Ecco il Tour 2011: soliti sospetti e l'ombra di Contador

Presentato a Parigi il percorso senza il vincitore dell'ultima edizione positivo al clenbuterolo e sospeso dall'Unione ciclistica internazionale

PARIGI - Con la speranza di «non dover aspettare troppo a lungo» per conoscere la verità ed «arrivare ad una sentenza sul caso della positività dello spagnolo Alberto Contador, è stato presentato oggi a Parigi il percorso del Tour de France 2011. Incassata la pesantissima assenza in parterre del vincitore dell'ultima edizione, positivo al clenbuterolo e sospeso dall'Unione ciclistica internazionale, il direttore della Grande Boucle, Christian Prudhomme, ha spiegato che al momento non è possibile esprimere giudizi definitivi. «Il sospetto non implica la colpevolezza e quindi da parte nostra sarebbe sciocco esprimerci prima che lo facciano le autorità competenti», ha detto.

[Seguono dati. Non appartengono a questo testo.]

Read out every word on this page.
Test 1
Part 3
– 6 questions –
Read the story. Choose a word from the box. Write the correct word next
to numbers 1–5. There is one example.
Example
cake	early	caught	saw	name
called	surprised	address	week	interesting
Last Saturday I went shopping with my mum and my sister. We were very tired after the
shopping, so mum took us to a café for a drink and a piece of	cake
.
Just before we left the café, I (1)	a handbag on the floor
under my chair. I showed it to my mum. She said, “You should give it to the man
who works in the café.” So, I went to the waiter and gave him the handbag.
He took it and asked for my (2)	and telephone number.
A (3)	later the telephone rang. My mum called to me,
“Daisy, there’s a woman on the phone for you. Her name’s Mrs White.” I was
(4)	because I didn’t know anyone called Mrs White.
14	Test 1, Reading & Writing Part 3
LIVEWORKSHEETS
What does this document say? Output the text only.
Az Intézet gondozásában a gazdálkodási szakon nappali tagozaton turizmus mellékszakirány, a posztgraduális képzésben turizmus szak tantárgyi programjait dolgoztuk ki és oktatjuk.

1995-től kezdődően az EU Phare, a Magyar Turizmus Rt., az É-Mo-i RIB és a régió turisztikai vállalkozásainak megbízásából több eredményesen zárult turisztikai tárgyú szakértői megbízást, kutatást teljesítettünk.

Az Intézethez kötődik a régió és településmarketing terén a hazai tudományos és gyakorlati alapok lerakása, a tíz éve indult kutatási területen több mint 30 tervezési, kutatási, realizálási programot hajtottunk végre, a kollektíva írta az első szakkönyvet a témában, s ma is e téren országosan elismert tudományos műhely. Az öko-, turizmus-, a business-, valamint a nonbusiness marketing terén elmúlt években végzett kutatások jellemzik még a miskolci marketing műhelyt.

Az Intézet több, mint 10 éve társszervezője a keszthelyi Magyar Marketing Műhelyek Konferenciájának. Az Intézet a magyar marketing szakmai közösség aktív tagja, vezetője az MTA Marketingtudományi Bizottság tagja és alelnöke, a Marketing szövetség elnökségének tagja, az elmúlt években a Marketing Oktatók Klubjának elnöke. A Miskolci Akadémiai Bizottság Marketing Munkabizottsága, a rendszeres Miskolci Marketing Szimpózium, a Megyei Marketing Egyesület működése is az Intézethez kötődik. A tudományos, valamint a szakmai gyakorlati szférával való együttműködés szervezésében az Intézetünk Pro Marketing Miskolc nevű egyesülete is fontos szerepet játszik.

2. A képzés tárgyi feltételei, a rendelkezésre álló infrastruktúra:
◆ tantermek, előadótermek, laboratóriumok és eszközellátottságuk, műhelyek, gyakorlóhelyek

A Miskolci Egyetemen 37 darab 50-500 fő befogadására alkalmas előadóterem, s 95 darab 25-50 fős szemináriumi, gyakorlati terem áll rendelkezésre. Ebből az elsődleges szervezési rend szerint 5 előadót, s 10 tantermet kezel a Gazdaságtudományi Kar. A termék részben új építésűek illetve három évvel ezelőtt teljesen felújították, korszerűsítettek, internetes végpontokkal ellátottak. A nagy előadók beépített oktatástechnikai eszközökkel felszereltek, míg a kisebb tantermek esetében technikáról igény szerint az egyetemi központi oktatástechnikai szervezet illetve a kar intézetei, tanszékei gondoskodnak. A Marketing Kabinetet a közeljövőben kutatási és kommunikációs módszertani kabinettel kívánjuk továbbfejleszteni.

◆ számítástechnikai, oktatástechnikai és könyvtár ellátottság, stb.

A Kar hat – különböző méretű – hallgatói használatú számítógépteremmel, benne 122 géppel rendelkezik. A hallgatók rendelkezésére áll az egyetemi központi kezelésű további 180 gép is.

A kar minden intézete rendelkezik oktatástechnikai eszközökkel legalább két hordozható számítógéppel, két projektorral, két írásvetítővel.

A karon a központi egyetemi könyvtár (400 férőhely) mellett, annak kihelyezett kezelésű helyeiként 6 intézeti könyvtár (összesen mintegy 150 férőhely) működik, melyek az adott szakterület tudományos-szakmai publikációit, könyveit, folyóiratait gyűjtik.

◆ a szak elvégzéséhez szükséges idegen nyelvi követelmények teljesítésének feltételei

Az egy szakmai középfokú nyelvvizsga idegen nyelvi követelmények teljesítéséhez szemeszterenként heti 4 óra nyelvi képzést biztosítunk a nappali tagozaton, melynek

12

In caso di squalifica del 27enne Contador, che di Tour ne ha vinti in tutto 3, la corsa del 2010 verrebbe riassegnata a tavolino al lussemburghese Andy Schleck, presente questa mattina in platea fra i ciclisti invitati. Contador si difende affermando che le tracce si clenbuterolo sono riconducibili ad una contaminazione alimentare e nega che, come si dice da qualche parte, nei suoi test siano state anche rinvenute tracce di plastificante, segno di una trasfusione di sangue, pratica ovviamente proibita. «Il ciclismo, con i controlli fuori competizione e il programma del passaporto biologico, il ciclismo in materia di antidoping fa molto più di qualsiasi altro sport».